Murrough O'Brien's wildly overwritten review ("squirts this sachet of puerile pap"?!?) of Richard Dawkins book "The God Delusion" must at least approach the high-water mark of smugness among reviews of the book. Consider the following counter-argument, which O'Brien apparently thinks is a devastating blow to Dawkins:

[Dawkins] writes: "The designer hypothesis immediately raises the larger problem of who designed the designer." The short response to that is a simple "why?" The long one goes something like this: the question "Who made God?"only makes sense if one assumes that the Divine nature is subject to a kind of inverted evolutionary process by which the complex is preceded by the still more complex, but why on earth should we assume this?

The short response to O'Brien's long response goes something like this: If God Himself doesn't require a designer because He could have arisen without one, then the Universe itself, being far less complex than God, requires a designer even less, making God unnecessary. In other words, the designer hypothesis itself proposes that anything of sufficient complexity must have been designed. If so, then God must have been designed. On the other hand, if God is exempt from the designer hypothesis, then the Universe, being far less complex than God, would be even more exempt.

Not content with merely overlooking the obvious, O'Brien later engages in a bit of special pleading. Okay, make that a lot of special pleading:

Dawkins also can't resist whipping out Russell's Teapot Paradigm. To explain: we cannot definitively prove that a teapot is not at this moment orbiting the earth but the balance of probability weighs against it. For teapot, read (of course) God. Oh dear. The analogy fails spectacularly because it's predicated on the fallacy of "all things being equal", that "all things being equal" we should have no reason to suppose that a God existed. But all things aren't equal: to think otherwise is to indulge in counterfactuality. To put it another way, the "delusion" of God is here opposed by the illusion of a human history devoid of religion. The fact is that a belief in transcendent powers of one sort or another is, so far as we can tell, as old as humanity, and has been upheld by some of its greatest minds. So no, a teapot won't do really. Some otherwise intelligent people seriously believe that the Earl of Oxford wrote the plays of Shakespeare and, were all things equal, they would have a case. But, again, all things that matter remain obstinately unequal: you've got to explain why it isn't Shakespeare before you attempt to prove why it is the earl of Oxford. An old tradition may be false, but in your way it lies.

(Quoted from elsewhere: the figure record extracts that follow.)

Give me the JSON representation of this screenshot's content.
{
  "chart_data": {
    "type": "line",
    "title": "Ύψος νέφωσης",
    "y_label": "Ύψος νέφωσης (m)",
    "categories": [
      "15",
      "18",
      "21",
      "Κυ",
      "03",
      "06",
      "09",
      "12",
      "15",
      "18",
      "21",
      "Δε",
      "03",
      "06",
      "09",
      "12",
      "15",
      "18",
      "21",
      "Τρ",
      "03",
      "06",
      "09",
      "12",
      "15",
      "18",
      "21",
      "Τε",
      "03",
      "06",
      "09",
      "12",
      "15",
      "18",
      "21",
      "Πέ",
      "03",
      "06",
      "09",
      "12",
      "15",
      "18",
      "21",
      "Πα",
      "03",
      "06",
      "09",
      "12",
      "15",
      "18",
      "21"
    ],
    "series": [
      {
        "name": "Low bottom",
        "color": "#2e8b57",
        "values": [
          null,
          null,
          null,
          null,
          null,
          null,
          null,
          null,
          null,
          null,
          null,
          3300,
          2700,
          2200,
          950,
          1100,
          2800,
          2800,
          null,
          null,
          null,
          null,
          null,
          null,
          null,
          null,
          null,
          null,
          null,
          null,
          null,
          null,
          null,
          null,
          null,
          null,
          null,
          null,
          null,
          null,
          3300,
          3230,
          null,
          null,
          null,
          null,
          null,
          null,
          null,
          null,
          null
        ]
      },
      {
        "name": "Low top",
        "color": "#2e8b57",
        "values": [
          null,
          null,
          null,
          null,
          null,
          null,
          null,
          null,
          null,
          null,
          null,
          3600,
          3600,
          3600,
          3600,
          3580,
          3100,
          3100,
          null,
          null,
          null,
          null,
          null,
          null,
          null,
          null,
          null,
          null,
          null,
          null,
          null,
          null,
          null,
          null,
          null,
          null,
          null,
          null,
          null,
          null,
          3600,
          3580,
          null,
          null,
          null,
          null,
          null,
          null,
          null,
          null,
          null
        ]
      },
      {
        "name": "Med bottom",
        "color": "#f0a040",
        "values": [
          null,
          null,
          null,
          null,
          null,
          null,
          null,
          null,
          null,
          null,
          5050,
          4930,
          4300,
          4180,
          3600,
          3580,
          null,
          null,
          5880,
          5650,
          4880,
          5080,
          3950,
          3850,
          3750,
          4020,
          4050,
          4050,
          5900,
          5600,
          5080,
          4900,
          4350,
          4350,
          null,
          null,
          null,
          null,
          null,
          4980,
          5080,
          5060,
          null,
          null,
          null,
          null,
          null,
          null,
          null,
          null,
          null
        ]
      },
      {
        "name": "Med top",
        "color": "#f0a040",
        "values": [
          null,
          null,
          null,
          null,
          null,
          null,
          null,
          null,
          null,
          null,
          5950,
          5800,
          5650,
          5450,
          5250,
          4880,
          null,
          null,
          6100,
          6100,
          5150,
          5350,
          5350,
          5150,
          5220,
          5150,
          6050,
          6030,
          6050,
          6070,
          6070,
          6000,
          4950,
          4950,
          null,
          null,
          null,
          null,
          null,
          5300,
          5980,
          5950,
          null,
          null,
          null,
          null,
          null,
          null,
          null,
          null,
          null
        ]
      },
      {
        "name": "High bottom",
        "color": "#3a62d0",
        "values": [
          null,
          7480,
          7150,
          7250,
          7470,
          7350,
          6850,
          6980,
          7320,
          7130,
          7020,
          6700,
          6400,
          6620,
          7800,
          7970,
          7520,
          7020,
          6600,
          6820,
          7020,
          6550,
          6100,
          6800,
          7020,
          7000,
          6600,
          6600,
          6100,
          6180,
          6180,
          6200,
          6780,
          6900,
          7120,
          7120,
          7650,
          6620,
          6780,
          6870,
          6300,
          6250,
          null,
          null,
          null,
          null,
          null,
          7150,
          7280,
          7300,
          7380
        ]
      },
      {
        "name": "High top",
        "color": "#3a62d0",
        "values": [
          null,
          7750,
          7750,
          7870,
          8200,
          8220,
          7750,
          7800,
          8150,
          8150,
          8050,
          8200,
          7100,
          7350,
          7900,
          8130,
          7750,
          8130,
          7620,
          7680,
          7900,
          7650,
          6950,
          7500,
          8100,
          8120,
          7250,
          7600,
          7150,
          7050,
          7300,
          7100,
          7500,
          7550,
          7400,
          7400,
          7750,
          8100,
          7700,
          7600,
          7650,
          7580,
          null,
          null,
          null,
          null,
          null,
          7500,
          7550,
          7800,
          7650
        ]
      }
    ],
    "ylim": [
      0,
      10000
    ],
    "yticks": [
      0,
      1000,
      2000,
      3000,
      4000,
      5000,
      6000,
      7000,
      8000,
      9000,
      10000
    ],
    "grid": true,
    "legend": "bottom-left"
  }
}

This might seem like a well thought out response, until one considers that it is apparently only the atheist that bears O'Brien's burden of having to disprove the beliefs of other "traditions". We don't (nor are we likely to ever) hear O'Brien chastise the Christian, for example, for not having disproved Hinduism, Scientology, and all the other incompatible traditions that "lie in the way" before asserting that a monotheistic God exists. If it is not incumbent upon the Christian to do any disproving at all, in the face of so many competing traditions, then why is it a great offense that the atheist fails to do any disproving?

Imagine what it would be like if O'Brien's "disproving argument" was applied outside its usual domain of religious apologetics. Consider for a moment what the list of explanations for infectious disease must have looked like only a few hundred years ago. On that list we'd certainly find such things as demonic possession, witchcraft, the divine will of a variety of Gods, and many other "traditions". Of course, each of these explanations had its strong supporters, and there were undoubtedly some who insisted that anyone who dared to disbelieve in all of these traditions was arrogant, or a fool, or both. As it turns out, none of these explanations was the right one after all. And we owe a tremendous debt to those few who insisted that none of these explanations sufficed, and that there must be some other as-yet-undetermined cause, whatever it may be. We now write the biographies of these people who withheld their belief in the absence of sufficient evidence, while the stories of the well-intentioned but ignorant believers are found in the footnotes.

History is full of such competing traditions that sought to explain chemical reactions, the motions of the planets, sexual reproduction, weather, and on and on. And it was those who refused to accept any of these traditions who finally found the right answer. How far behind would we be today if all of these doubters had been burdened with the task of having to disprove all of these other traditions first?

3 Comments:

Anonymous Mike said...

I found this via the RDF (I post there a lot - I'm the one who compared the review in question to a drunken walk).

Thank you for taking the time to write this. The backlash continues! The more reasonable people take the time and trouble, as you have, to place wisdom into written form on the Internet, the further back the tide of ignorance will recede.

5:24 PM  
Blogger iota said...

Thanks for the kind words, mike. I agree with you about the positive effect of reasonable people speaking out on the internet, and in other public forums. The three of us who occasionally post to this blog will try to join the rest of you and publically challenge illogic when we see it.

See you at the RDF (The Richard Dawkins Foundation, for those not "in the know")...

6:47 PM  
Blogger Wiseclam said...

iota - this is very well written and very difficult to counter. Well done!